Issue 18301

Deleting old downloads to free space

18301
Reporter: mblissett
Assignee: mblissett
Type: Bug
Summary: Deleting old downloads to free space
Priority: Blocker
Resolution: Fixed
Status: Closed
Created: 2016-03-01 18:18:04.075
Updated: 2016-03-02 15:35:34.753
Resolved: 2016-03-02 15:35:34.682
        
Description: I've reduced the replication factor from 3→2 for every download that was at 3. That's saved 4TB, usage is now 78%.

All downloads use 47 TB, plus replicants making 77TB total.

I propose deleting the 520 downloads larger than 10GB and from 2013 or 2014.  That should free an additional 17TB.

How much space do we want to aim for?  Deleting downloads from heavy users (Jörg etc) will free up something like 7-12TB (including replicant space).  Deleting downloads larger than 10GB and more than 6 months old will free up an additional 2×20TB.
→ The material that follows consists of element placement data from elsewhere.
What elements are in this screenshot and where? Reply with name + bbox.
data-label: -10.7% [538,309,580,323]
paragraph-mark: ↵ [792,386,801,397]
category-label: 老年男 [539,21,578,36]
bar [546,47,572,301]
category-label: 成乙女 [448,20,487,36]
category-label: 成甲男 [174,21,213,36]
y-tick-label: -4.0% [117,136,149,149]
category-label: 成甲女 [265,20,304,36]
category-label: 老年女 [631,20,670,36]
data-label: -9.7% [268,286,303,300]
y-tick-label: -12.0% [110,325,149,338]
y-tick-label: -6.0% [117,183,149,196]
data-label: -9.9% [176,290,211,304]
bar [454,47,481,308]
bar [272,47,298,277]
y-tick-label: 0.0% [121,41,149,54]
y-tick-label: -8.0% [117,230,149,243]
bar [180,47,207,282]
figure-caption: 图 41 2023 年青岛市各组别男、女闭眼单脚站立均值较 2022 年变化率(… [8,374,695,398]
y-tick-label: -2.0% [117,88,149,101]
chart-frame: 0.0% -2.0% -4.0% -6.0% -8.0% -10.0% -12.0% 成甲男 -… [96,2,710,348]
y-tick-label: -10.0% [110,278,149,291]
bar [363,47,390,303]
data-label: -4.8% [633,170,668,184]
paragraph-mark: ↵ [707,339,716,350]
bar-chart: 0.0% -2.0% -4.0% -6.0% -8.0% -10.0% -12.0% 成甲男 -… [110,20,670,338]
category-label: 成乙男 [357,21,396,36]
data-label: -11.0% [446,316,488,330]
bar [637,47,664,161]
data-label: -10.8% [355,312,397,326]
It's not worth bothering about downloads < 1GB, they take up about 1½×3.5TB. We could perhaps put everything < 0.1GB up to replication factor 2, which would cost an extra 500GB or so.

{code}
 Max, Space used GB
  1k,    0.0004
 10k,    0.09
100k,    2.5
  1m,   14.6
 10m,   70.2
100m,  304.1
  1g,  812.5
 10g, 2053.9
100g,37483.2
{code}

DataCite "will soon be releasing an improved service for DOI resolution statistics" which would be useful: https://www.datacite.org/services/get-your-doi-statistics.html (can only see our top 10 DOI uses, which are all dataset DOIs).]]>
    


Author: trobertson@gbif.org
Created: 2016-03-02 09:35:33.955
Updated: 2016-03-02 09:46:45.806
        
Your proposal sounds good "520 downloads larger than 10GB and from 2013 or 2014. That should free an additional 17TB."

Can you please send me the names (offline) of the "heavy users" which I will most likely recognise.  We can remove those as well when we know what they are for.

For anyone stumbling on this discussion: This is an interim solution before an "opt-in" approach is developed in the future.
    


Author: mblissett
Created: 2016-03-02 15:35:34.719
Updated: 2016-03-02 15:35:34.719
        
Done — there's now 53.5TB or 40% free.